华为NPU训练不了,用的例子里的训练脚本,镜像也是官方镜像 #4610

Closed apachemycat closed 3 days ago

apachemycat commented 4 days ago

Reminder

System Info

Reproduction

llamafactory-cli train /models/llama-factory-llama3-train/llama3_lora_sft.yaml

RuntimeError: call aclnnCast failed, detail:EZ9999: Inner Error! EZ9999: 2024-06-28-13:05:55.631.066 Parse dynamic kernel config fail. TraceBack (most recent call last): AclOpKernelInit failed opType Op Cast does not has any binary. Kernel Run failed. opType: 3, Cast launch failed for Cast, errno:561000.

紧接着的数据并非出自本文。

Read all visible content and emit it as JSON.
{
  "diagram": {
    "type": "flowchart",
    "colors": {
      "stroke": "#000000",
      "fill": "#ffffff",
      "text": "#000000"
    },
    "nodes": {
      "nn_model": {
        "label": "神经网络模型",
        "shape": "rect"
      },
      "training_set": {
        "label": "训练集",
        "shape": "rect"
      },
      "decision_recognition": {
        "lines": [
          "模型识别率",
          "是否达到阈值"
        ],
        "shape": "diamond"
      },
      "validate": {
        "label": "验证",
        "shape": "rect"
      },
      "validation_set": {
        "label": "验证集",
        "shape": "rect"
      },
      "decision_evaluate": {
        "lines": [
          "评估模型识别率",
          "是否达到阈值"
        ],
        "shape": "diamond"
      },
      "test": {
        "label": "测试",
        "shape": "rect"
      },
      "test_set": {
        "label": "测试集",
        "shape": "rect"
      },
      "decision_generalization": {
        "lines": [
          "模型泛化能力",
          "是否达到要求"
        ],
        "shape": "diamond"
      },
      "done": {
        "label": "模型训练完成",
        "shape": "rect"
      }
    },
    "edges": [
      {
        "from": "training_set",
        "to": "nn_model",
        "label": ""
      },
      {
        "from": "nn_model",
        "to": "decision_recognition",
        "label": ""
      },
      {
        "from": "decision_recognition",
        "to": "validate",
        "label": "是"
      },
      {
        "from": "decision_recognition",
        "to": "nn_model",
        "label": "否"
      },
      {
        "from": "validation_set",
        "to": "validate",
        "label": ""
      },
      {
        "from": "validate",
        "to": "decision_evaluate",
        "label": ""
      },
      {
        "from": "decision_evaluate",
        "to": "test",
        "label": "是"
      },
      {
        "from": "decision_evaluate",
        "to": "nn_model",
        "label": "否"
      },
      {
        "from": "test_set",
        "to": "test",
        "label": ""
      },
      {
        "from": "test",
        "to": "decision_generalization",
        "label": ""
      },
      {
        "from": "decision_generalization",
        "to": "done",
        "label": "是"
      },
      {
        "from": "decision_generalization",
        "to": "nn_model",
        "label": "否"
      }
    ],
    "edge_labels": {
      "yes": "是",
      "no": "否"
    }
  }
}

[ERROR] 2024-06-28-13:05:55 (PID:11591, Device:0, RankID:-1) ERR01005 OPS internal error

Expected behavior

正常训练

Others

No response

apachemycat commented 4 days ago

06/28/2024 13:24:49 - INFO - llamafactory.model.model_utils.checkpointing - Gradient checkpointing enabled. 06/28/2024 13:24:49 - INFO - llamafactory.model.model_utils.attention - Using vanilla attention implementation. 06/28/2024 13:24:49 - INFO - llamafactory.model.adapter - Upcasting trainable params to float32. 06/28/2024 13:24:49 - INFO - llamafactory.model.adapter - Fine-tuning method: LoRA 06/28/2024 13:24:49 - INFO - llamafactory.model.model_utils.misc - Found linear modules: o_proj,v_proj,down_proj,up_proj,q_proj,k_proj,gate_proj Traceback (most recent call last): File "/usr/local/bin/llamafactory-cli", line 8, in sys.exit(main()) File "/LLaMA-Factory/src/llamafactory/cli.py", line 111, in main run_exp() File "/LLaMA-Factory/src/llamafactory/train/tuner.py", line 50, in run_exp run_sft(model_args, data_args, training_args, finetuning_args, generating_args, callbacks) File "/LLaMA-Factory/src/llamafactory/train/sft/workflow.py", line 49, in run_sft model = load_model(tokenizer, model_args, finetuning_args, training_args.do_train) File "/LLaMA-Factory/src/llamafactory/model/loader.py", line 161, in load_model model = init_adapter(config, model, model_args, finetuning_args, is_trainable) File "/LLaMA-Factory/src/llamafactory/model/adapter.py", line 310, in init_adapter model = _setup_lora_tuning( File "/LLaMA-Factory/src/llamafactory/model/adapter.py", line 265, in _setup_lora_tuning param.data = param.data.to(torch.float32) RuntimeError: call aclnnCast failed, detail:EZ9999: Inner Error! EZ9999: 2024-06-28-13:24:50.334.697 Parse dynamic kernel config fail. TraceBack (most recent call last): AclOpKernelInit failed opType Op Cast does not has any binary. Kernel Run failed. opType: 3, Cast launch failed for Cast, errno:561000.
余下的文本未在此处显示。